Однажды ей открылось: все дела
окончены. Нет пятен на одежде,
в карманах — дыр, и выросли, кто прежде
нуждался в ней, кого она пасла…
— И Бог ее призвал. Она ушла.
Мой сад не вянет.
У меня нет сада.
Нет дома, где бы ветер плакал от досады.
Не причиняет боли туч свинцовых клетка,
поскольку небо вижу я и так довольно редко.
Я к звездам не стремлюсь уже, как прежде.
Мне газовый фонарь укажет путь к надежде.
Не огорчит беда, не впечатлит отрада.
Мне осень не страшна,
ведь у меня нет сада…
Эрнсту Ровольту
Тут я близка, темня и стих строгая,
к тому, что можно строки рифмовать,
бездумно посвящение слагая;
но «Ровольта» ни с чем не срифмовать!
Однако, мастер, я надеюсь, Вам
понятна ткань стиха без рифмы оной.
Дареным виршам, так же как коням,
не смотрят… в общем, в след строфы дареной.
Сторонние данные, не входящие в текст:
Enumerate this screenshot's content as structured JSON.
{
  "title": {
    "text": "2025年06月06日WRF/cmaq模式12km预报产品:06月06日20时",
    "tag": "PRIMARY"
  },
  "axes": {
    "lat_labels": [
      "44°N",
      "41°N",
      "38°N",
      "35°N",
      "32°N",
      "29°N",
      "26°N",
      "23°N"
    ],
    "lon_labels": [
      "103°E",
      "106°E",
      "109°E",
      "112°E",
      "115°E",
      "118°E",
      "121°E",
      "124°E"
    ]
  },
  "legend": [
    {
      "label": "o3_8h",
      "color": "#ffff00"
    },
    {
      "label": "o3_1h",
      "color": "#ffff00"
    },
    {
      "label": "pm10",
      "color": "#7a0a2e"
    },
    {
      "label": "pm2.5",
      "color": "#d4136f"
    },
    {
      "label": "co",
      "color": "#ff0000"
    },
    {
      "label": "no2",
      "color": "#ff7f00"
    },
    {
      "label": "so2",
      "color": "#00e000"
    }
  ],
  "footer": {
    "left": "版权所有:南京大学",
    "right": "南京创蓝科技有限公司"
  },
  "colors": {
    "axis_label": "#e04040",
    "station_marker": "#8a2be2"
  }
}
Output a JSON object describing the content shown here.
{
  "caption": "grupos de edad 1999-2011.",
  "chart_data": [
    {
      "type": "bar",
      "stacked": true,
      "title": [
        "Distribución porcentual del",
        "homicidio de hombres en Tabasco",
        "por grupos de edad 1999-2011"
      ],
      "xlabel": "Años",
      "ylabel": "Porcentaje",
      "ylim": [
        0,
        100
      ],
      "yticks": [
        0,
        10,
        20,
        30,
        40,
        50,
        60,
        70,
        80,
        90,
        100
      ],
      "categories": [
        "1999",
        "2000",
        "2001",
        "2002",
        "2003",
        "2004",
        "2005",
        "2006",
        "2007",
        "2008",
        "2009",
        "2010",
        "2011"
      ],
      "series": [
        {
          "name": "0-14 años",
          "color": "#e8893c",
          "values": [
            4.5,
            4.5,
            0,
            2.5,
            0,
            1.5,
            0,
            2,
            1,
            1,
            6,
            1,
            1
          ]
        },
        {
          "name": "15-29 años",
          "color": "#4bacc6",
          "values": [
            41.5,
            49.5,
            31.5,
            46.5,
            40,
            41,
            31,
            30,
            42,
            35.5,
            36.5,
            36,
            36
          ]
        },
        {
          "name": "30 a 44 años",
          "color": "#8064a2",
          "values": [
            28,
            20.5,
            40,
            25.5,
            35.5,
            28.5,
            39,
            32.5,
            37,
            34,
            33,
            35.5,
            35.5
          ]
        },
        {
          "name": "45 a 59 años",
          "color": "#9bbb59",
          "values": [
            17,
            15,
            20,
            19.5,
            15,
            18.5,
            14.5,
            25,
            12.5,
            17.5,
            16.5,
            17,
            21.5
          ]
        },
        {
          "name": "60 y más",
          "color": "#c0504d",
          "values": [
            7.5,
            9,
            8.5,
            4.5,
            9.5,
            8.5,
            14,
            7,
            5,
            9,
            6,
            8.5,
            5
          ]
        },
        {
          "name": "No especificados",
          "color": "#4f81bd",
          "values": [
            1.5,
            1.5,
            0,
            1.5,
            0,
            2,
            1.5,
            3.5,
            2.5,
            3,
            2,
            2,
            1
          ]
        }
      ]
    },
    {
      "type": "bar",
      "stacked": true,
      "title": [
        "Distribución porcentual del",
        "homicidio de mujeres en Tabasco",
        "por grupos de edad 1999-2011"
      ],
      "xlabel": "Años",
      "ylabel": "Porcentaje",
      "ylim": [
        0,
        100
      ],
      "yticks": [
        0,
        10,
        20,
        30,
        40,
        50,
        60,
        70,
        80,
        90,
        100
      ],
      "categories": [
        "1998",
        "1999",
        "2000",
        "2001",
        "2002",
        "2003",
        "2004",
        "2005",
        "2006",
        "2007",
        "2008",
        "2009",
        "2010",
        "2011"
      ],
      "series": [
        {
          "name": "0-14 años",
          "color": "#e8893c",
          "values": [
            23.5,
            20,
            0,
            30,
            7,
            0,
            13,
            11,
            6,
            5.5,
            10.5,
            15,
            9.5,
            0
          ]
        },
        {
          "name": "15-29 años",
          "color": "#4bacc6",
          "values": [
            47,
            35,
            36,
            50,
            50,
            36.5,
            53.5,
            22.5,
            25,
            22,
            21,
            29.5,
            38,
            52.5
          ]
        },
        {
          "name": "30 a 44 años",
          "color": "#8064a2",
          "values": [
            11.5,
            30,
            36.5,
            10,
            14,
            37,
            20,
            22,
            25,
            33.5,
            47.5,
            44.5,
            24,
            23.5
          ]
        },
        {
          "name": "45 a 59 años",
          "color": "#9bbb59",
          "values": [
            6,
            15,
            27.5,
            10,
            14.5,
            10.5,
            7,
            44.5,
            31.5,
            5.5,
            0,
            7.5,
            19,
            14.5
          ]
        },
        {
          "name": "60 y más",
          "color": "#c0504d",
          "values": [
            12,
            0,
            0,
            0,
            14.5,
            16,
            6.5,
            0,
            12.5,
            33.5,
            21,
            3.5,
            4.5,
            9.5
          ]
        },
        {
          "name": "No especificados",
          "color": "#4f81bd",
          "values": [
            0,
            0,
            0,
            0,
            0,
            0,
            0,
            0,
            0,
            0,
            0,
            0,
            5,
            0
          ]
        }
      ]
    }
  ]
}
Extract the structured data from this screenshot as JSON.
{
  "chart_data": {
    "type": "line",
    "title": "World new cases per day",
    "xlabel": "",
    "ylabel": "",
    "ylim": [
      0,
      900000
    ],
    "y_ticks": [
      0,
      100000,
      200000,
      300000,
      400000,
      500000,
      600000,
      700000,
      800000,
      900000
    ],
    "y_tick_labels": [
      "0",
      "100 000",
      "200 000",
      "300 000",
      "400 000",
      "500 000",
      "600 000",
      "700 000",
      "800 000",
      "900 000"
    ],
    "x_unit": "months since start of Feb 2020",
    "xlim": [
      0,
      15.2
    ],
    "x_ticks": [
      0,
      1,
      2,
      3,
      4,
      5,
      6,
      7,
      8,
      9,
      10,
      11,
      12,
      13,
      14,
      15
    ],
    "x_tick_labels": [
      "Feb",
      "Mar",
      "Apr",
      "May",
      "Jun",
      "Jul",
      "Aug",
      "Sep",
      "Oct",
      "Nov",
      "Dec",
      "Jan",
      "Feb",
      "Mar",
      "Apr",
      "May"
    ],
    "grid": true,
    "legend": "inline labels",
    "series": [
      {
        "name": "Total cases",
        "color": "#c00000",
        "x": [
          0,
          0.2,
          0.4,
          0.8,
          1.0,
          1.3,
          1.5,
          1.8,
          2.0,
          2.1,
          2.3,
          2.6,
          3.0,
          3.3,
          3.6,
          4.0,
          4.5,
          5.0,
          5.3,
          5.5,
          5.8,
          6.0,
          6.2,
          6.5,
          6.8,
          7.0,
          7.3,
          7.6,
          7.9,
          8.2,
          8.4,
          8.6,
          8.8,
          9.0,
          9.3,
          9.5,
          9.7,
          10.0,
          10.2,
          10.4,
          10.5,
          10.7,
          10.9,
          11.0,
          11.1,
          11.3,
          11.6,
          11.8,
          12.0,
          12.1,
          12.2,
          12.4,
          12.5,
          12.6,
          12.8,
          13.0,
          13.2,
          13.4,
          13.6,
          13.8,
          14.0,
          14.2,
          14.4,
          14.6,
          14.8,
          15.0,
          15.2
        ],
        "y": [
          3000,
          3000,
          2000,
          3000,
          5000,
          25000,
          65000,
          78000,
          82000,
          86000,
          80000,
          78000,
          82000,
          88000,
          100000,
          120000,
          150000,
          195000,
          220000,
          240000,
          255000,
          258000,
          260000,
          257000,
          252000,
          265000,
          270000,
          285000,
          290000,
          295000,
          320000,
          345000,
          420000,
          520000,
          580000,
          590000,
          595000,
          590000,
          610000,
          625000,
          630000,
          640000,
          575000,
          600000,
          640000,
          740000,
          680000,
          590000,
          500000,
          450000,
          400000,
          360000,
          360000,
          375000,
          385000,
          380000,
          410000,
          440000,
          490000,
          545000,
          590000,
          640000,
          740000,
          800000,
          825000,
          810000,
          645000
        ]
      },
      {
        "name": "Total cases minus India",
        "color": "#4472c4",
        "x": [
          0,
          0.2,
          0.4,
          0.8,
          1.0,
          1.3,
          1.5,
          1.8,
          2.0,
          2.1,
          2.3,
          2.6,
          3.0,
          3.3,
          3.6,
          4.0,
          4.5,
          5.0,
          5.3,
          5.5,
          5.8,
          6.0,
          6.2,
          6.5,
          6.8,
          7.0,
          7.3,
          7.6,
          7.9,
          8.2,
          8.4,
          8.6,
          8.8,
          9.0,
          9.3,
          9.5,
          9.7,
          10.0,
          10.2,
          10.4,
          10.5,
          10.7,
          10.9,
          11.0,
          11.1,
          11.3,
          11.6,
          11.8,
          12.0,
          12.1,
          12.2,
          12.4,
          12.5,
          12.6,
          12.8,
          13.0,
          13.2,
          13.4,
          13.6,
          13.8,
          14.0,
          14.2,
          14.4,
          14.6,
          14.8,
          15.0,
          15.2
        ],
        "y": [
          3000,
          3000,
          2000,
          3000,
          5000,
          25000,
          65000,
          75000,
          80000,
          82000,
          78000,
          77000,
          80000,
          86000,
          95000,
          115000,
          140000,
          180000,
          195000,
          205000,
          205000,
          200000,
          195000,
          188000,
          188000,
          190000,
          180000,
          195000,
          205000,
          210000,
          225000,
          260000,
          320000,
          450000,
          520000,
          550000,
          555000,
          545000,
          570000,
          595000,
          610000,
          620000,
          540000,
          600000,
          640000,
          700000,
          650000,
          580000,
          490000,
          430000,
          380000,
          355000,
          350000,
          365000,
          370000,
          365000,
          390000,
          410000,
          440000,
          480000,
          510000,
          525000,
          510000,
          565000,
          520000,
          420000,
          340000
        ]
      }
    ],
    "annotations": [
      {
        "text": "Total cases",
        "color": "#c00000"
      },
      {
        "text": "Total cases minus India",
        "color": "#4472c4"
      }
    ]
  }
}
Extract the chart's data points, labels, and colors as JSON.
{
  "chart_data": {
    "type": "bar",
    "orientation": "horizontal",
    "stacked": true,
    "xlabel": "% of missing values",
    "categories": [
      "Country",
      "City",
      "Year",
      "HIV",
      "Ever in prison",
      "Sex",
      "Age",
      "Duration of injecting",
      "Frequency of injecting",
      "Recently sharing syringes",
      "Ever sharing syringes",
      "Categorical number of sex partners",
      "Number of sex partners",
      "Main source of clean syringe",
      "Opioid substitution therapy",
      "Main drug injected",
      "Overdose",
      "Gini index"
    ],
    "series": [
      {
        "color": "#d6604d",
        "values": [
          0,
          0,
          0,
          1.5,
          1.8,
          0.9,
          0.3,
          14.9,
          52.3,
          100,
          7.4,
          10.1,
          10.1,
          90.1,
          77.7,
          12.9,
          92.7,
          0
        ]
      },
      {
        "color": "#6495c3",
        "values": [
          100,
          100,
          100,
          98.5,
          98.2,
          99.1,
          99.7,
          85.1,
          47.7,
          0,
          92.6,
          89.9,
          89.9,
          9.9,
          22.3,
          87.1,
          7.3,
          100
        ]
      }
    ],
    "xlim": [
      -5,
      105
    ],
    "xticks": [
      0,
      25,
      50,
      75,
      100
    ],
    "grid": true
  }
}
Гороскоп оказывает услугу…?
По звездам может местный старожил
читать, как говорит он, предсказанья.
Пока не осознал свое призванье,
двенадцать лет он поваром служил.
Иной гешефт; но может он зато
с двух до шести предвидеть и пророчить.
«Созвездия не лгут. Вас не морочат!» —
гласит табличка на его авто.
Сатурн с Венерой видящему, к слову,
шестое чувство в дар преподнесли.
Но в звезды изменений не внесли;
вмешался Марс, как грозный участковый.
Тот гороскоп, что подготовил он,
сулит мне счастье вкупе с красным камнем.
Уже купила; ведь наверняка мне
придется счастья ждать со всех сторон…
Указано в бумаге с сургучом:
в зависимость частенько попадаю.
А если легкомыслием страдаю,
всё это — Космос. Я тут ни при чем…
ДЖОН КЛЭР{50} (1793–1864)
Под бурей гелиопсис гнется ветром,
Трепещет жимолость, скрывая венчик цвета,
Шиповник, несмотря на вид свой боевой,
Руке подвластен, хотя иглы под листвой,
Чертополох же — высоко несет узлы цветов,
Подобные плюмажу лошади, что в бой нестись готова,
Бросая вызов козням всем обок пути,
В лугах стоит, где скот пасется, не спеша уйти.
Помпезно, кучно заросли стоят,
В лесу опасность неизвестную таят,
На сельской улице, где низкий сплошь сорняк
Не может удержать свои сухие семена, бедняк,
Репейник высится, надменный и крутой,
И держит на себе цветков осиный рой.
КРИСТИНА ДЖОРДЖИНА РОССЕТТИ{51} (1830–1894)
Ужель любовь изменчива настоль,
Чтоб незабудок создавать юдоль
В садочке, клумбы где и травостой? —
Люблю свободный их обильный рост
У диких троп и необрезанных берез,
Киванье у поскотин и тынов
Иль у опасных, влагой полных берегов,
Где шпажник с медуницей нарушают строй
Подвижных кочек, где тростник растет густой.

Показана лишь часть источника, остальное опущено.